Dans ce cadre, les débats judicaires autour de l’utilisation des moyens offerts aux parlementaires ne participent-ils pas à un contrôle contestable de l’action politique directement lié à cette institutionnalisation ? L’appel aux lois Sapin, essentiellement destinées à lutter contre la corruption dans les entreprises doit-elle banaliser les interventions dans les organes du pouvoir législatif ? Car les procès contre les parlementaires sont fait sous l’inculpation de détournement de biens publics. François Bayrou a raison de demander que soit précisé ce dont il s’agit. Rappelons donc que le délit de détournement de fonds publics désigne le fait qu’une personne dépositaire de l’autorité publique ou chargée d’une mission de service public détruit, détourne ou soustrait un acte ou un titre ou des fonds publics. C’est par exemple le cas des maires, disposant de l’autorité publique, mais pas celui des parlementaires. Les assistants sont mis à leur disposition par les assemblées dont ils sont membres et il appartient à ces assemblées d’en vérifier l’usage si besoin. Il en était du moins ainsi jusqu’à ce que la Cour de cassation décide en 2018, soit un an après l’affaire Fillon (déjà la question des assistants), que les parlementaires avaient une mission de service public. L’important développement, depuis lors, de l’interventions des juges ne se fait-il pas au détriment du contrôle par les institutions parlementaires elles-mêmes qui pourraient faire des audits sur l’utilisation des moyens qu’elles offrent à leurs membres ?
Où est passée la vie politique ?
L’évolution du droit soumet le pouvoir des parlementaires au contrôle judiciaire, remettant ainsi en cause la séparation des pouvoirs. Lorsque cette évolution est faite sous les auspices des institutions européennes qui rognent largement sur les restes de la souveraineté nationale, que reste-t-il de la démocratie ? Que reste-t-il même de la politique au sens d’Aristote ? La chose est d’autant plus grave lorsque cette restriction du pouvoir législatif est faite avec l’approbation du Parlement comme l’a montré l’attitude de Claude Bartolone, Président de l’Assemblée nationale lors de l’affaire Fillon. Comme le dit Jean-Pierre Chevènement, interviewé par le Figaro le 26 novembre 2024, « La pénalisation à outrance de la vie publique est un aspect de ce qu’on appelle le gouvernement des juges ».

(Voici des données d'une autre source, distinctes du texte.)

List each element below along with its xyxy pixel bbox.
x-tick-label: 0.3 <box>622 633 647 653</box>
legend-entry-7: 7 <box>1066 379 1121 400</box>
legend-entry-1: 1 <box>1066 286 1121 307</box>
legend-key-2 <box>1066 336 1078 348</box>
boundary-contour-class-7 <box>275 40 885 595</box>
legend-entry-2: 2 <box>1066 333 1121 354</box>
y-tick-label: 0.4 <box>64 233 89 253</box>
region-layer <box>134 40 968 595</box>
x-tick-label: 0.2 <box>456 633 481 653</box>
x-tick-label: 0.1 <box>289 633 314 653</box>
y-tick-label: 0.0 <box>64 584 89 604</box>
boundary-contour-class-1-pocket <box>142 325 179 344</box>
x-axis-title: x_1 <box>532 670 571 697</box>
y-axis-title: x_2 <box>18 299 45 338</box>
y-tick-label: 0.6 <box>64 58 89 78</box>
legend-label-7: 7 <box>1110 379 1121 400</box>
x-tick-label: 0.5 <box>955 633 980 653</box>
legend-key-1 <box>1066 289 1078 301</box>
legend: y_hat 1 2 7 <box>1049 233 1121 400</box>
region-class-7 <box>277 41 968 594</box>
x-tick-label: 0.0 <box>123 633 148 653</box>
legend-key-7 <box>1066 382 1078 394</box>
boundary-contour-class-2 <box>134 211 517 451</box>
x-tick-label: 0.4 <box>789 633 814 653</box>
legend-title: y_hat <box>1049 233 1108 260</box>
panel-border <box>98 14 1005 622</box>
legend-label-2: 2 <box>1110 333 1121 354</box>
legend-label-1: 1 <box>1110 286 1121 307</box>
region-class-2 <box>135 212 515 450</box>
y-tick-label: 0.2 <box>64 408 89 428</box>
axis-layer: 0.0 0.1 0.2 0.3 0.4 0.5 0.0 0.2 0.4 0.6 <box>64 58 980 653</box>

Il est nécessaire de trouver un équilibre entre une vie politique proche des citoyens et le contrôle des actions des parlementaires. Ce dernier ne saurait accentuer le fossé entre électeurs et élus. Il appartient aux citoyens, en démocratie, de juger leurs parlementaires et leur vote doit rester le juge essentiel pour ce qui concerne leurs activités en tant qu’élus.
Il faut reconnaitre au développement des affaires autour des assistants parlementaires l’avantage de pouvoir créer un débat national sur la place et le rôle des élus. Encore faut-il qu’il n’aboutisse pas à l’empêcher.